I settled on Heroic Fantasy a (black hack derivative).  I bought the one-shot A Most Potent Brew, which a pretty straight forward and railroad type adventure. If you have read it, I changed the ale house to a cider house. I made up 7 pre gen characters because some people already told me that wanted to create a character.  Since some kids were coming, printed out a map of the adventure, cut into segments so I could lay them out as they encountered each room. I used minis just to keep track of everyone. I used props like doors and such from Heroquest.

Eight people showed up; four of them were 13 year olds, only two of them had played a rpg before.

All but two of them ended up wanting to make their characters. I went with it and let them do it. I already had blank sheets printed out at the table just in case. In order to explain the classes, I had a picture for each one that demonstrated what they did (example: the rogue was hiding in the shadows waiting for a monster to strike). The barbarian was a picture of a raging Viking warrior. I explained the classes but the pictures really helped.

It took a bit for them to get into making their decisions and strategies but eventually they did. I dropped the torch usage die and some other things that was too much for them at the time. I let them do the big things like looking for traps, solving puzzles, fighting, listening and so forth.

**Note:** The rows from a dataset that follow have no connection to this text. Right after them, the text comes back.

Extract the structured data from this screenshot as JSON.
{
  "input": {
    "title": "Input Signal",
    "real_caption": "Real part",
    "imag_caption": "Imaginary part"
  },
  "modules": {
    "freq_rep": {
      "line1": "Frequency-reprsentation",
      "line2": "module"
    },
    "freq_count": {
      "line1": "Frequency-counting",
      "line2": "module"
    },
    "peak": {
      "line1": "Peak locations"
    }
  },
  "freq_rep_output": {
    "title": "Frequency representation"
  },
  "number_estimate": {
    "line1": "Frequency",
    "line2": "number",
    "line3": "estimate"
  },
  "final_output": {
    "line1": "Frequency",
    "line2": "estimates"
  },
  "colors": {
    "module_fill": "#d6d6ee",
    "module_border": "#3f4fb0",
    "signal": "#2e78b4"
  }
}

They seemed to enjoy (I think). Honestly, it was hard for me to know because I was in the thick of making sure who wanted to go next and want they wanted to do.  It was exhausting for me. They did ask if I wanted to schedule the next session. I said that we should figure out who wants to keep playing and then go from there.

Initiative wise, if they failed their DEX roll, they went after the monsters. It will still a burden to keep them knowing if they were in group A or B.

Overall, I think it went well. It wasn't overly fun for me though. It was a lot of work. Maybe the more accustomed to the rules they get, the easier it would be. I cannot imagine how hard it would be to DM 5e to a new group like that.